Он кинул три талера ребятам, занимавшимся лошадьми. Конь проявлял странное нетерпение, взволнованно переступал с ноги на ногу. Прапорщик успокаивающе погладил гнедого, сел в телегу. И только он тронул поводья, намереваясь покинуть Лохенберг, как сзади раздался крик:

– Батюшки-светы! Да это же мой жеребец!

Предатель-конь весело заржал, услышав знакомый голос хозяина.

Палваныч обернулся. Кто-то из постояльцев бежал к гнедку, распахнув объятья.

Тут бы прапорщику заорать на слуг-конюхов, мол, кого мне прицепили, или просто стегануть лошадок и попробовать скрыться… Но он впал в легкий ступор: "Запалился!!!"

– Люди! – ликовал настоящий владелец. – Мой конь! Это мой конь!..

Он всмотрелся в фигуру Палваныча.

– А это конокрад! Вор, угнавший моего кормильца! Держи вора!

– Ты ошибся! – без энтузиазма огрызнулся Дубовых, понимая, что попался, и чем дольше будет бездействовать, тем крепче влипнет.

Соскочив с телеги, он метнулся на улицу, но вспомнил об оставленном на горшках мешке. А ведь там были золотые вещички и кошель денег, вырученных за корову… Дернулся обратно и попал в плен к слугам, владельцу гнедка и прочим доброхотам-зевакам.

– Вяжи его! – кричал пострадавший.

Кто-то принес вожжи. Скрутили-стреножили Палваныча.

Вышел хозяин постоялого двора, потряс бородкой. Зло сказал:

– Сразу ты мне не понравился, толстопуз!.. Тащите его в тюрьму, ребята! – Тощий обратился к пострадавшему: – А ты, уважаемый, иди и покажи на него по всей форме. Точно твой конь?

– Как же не мой? Мой! – засуетился владелец. – Я приметы знаю, каких этот гад не ведает!

– Вот и здорово, вот справедливость и восторжествует, – удовлетворенно проговорил хозяин, поглаживая бороденку. – И телегу туда гоните, небось, тоже ворованная.

"Запалился, как последний козел! – предавался прапорщик самобичеванию, шагая в тюрьму. – Кранты теперь… Не поимка Табуреточкина, не возвращение в родной полк, а – зона… Тюряга, блин, древняя! Дома сроду не залетал, а тут повязали, словно первоклассника!.."

Доброхоты передали Палваныча солдатам, те заперли его в камеру.

– Ну и лохи, не обыскали! – порадовался узник, распихивая золотые безделицы по карманам.

Потом прилег на нары, гадая, какой срок ему навесят.

Прошло несколько часов.

В коридоре застучали шаги. Дверь камеры отперли, на пороге возник строгий человек в напудренном парике, строгом, почти военном зеленом сюртуке, штанах и остроносых щегольских сапогах.

В руках он держал черную папку, чернильницу и перо.

Дверь снова заперли.

Посетитель брезгливо осмотрел нары, достал из кармана большой платок, постелил его и сел.
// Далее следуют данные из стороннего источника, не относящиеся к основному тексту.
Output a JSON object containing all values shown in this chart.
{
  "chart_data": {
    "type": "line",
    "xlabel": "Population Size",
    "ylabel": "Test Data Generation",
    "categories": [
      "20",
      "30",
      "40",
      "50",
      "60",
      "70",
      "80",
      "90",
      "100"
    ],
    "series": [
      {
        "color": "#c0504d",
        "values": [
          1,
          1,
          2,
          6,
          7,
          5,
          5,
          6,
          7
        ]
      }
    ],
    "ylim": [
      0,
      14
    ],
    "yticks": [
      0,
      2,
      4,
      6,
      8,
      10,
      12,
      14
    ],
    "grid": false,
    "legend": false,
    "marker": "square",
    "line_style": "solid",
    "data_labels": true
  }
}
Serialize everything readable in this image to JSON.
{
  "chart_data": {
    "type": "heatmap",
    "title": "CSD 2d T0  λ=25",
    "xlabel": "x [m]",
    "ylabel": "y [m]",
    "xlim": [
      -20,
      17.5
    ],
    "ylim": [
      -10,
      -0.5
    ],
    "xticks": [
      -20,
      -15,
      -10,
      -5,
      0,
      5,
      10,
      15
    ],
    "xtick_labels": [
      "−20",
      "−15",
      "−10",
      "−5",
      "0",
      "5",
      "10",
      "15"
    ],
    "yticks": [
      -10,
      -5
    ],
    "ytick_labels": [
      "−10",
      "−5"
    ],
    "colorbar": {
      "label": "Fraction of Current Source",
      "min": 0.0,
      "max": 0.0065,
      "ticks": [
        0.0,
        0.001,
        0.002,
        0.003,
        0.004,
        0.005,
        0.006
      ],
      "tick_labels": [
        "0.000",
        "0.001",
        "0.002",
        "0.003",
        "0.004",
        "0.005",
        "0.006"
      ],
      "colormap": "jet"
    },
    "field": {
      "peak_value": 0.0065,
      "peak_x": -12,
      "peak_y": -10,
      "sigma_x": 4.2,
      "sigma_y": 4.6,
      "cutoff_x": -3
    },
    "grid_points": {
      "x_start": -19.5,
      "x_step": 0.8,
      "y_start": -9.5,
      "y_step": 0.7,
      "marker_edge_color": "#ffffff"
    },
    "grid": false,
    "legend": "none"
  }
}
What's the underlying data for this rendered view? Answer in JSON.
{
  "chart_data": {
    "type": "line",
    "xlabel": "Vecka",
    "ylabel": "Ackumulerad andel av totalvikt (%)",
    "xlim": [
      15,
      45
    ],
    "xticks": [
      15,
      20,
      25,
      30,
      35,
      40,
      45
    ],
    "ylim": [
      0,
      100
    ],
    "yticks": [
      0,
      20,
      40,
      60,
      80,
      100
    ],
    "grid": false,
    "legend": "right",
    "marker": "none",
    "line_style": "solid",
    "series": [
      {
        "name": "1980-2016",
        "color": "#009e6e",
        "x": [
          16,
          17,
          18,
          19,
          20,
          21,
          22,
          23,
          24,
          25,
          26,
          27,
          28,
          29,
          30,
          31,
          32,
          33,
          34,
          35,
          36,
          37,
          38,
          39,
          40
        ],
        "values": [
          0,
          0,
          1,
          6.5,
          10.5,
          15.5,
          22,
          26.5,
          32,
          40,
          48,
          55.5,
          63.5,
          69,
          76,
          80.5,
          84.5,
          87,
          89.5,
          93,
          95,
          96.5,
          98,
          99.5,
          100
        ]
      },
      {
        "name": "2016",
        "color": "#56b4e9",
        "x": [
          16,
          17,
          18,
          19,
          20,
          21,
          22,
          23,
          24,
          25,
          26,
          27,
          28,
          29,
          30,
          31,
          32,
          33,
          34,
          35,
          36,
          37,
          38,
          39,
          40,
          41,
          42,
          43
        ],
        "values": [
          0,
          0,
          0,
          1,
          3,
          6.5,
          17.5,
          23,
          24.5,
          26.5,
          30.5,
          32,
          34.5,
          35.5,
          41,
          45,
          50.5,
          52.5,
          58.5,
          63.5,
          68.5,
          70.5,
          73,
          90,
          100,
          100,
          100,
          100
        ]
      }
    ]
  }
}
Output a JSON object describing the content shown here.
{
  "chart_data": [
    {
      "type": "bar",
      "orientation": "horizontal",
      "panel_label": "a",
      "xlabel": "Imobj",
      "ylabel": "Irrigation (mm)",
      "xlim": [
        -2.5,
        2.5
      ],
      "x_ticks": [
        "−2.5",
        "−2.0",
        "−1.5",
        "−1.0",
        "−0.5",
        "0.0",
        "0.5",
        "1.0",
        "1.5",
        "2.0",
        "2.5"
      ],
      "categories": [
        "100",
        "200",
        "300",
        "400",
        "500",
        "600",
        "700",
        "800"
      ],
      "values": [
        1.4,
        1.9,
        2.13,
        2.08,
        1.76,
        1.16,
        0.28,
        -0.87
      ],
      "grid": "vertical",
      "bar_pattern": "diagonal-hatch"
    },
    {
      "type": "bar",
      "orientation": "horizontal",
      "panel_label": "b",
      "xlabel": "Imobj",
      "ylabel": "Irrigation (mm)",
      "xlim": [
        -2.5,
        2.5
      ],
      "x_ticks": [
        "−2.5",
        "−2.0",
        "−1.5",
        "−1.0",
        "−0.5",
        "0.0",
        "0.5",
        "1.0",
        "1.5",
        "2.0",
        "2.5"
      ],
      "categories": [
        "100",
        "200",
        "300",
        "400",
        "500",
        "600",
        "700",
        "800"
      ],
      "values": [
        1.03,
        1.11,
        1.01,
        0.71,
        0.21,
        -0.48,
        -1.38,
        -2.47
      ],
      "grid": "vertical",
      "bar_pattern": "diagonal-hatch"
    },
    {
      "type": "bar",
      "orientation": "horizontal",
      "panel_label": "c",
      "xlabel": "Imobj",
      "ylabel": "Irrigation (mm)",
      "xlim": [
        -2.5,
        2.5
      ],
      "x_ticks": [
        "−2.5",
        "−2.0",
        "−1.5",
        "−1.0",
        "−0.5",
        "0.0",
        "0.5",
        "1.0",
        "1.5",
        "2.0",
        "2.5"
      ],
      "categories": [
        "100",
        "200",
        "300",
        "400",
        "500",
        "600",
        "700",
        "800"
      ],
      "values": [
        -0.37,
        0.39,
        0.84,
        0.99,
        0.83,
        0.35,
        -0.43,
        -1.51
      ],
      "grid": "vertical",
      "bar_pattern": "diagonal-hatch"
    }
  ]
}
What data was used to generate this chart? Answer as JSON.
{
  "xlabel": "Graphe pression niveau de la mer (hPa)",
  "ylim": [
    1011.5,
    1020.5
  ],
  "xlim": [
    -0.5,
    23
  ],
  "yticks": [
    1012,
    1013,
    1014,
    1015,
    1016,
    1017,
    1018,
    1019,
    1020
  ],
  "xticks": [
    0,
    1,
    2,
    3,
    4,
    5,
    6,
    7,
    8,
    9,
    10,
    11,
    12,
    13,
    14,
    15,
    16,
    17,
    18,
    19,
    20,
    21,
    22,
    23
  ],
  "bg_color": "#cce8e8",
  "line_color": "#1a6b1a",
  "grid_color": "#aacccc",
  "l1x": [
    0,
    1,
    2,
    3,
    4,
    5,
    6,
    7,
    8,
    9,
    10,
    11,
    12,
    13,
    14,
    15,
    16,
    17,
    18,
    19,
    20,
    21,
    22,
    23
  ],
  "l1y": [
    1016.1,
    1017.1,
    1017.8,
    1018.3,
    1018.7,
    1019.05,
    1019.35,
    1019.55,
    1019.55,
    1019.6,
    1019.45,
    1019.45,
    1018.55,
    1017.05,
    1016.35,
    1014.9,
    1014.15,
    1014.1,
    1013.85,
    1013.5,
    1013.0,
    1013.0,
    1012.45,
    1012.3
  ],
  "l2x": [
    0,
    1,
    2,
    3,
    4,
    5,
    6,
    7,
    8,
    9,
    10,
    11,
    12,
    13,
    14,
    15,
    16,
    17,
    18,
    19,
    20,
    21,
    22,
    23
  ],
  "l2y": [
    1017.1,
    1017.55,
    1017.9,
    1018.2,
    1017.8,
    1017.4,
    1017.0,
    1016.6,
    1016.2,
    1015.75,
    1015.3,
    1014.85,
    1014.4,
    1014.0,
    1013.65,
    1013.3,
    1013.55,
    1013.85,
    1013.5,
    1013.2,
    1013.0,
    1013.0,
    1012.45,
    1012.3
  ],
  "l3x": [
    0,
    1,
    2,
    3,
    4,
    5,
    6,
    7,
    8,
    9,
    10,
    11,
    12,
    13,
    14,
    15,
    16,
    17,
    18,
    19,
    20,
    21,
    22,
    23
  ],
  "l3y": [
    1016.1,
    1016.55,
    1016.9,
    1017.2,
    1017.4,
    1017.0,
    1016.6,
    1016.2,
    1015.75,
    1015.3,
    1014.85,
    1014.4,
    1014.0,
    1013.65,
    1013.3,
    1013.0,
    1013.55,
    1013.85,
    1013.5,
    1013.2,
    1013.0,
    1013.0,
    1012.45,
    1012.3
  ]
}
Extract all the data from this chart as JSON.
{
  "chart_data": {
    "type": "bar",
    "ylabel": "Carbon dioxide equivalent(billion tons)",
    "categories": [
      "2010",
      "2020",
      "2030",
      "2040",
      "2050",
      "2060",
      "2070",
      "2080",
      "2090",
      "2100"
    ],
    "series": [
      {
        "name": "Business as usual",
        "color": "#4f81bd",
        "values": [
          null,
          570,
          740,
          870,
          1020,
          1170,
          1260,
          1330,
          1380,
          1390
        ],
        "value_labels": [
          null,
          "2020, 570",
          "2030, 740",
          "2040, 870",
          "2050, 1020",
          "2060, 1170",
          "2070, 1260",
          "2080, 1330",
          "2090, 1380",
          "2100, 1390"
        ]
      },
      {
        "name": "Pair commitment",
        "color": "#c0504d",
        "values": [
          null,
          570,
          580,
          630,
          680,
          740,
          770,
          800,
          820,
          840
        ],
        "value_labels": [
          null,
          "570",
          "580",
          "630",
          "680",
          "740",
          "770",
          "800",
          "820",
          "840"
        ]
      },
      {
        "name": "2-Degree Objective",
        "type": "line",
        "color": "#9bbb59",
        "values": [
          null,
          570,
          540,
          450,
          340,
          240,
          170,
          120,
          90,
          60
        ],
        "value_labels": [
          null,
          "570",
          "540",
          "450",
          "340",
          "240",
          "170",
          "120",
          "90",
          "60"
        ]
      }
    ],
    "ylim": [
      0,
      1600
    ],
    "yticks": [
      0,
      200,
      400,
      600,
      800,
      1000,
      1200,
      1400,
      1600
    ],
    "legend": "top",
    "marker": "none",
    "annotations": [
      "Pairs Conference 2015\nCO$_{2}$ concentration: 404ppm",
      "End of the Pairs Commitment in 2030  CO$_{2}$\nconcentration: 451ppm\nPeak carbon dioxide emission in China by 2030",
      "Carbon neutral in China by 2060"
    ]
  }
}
– Итак, подозреваемый, я являюсь следователем, прокурором и судьей города Лохенберг. Обращайтесь ко мне "господин судья" или "господин Засудирен". Кстати, я же буду вашим адвокатом.

– Ух, ты! – только и сказал прапорщик, а в его голове зазвучали слова из песни Высоцкого: "Обложили меня, обложили!.."

– Понимаю ваше недоверие, – Засудирен благодушно закивал. – Но, смею вас заверить, что я окончил самую престижную академию права в королевстве и давал клятву следовать букве закона до конца, чего бы мне сие ни стоило.

"Взятку, что ли, вымогает?" – озадачился Палваныч, рассматривая законника.

Засудирен достал из папки лист бумаги, закинул ногу на ногу, расположил на колене папку. Получился стол. Потом законник открыл чернильницу, поставил ее на лежак.

– Приступим к дознанию. Сейчас вы говорите со следователем. Как вас зовут?

– Пауль.

Засудирен записал имя.

– Скажите, Пауль, телега, горшечный груз, две лошади и конь гнедой масти принадлежат вам?

– Утром принадлежали, – зло ответил Палваныч. – А сейчас не знаю.

Следователь быстро заскрипел пером по бумаге, после каждого вопроса стреляя в прапорщика взглядом, полным подозрений.

– Вы знакомы с человеком, признавшим в гнедом коне свою собственность?

– Нет.

– Вы утверждаете, что не угоняли у него означенного выше коня пять дней назад?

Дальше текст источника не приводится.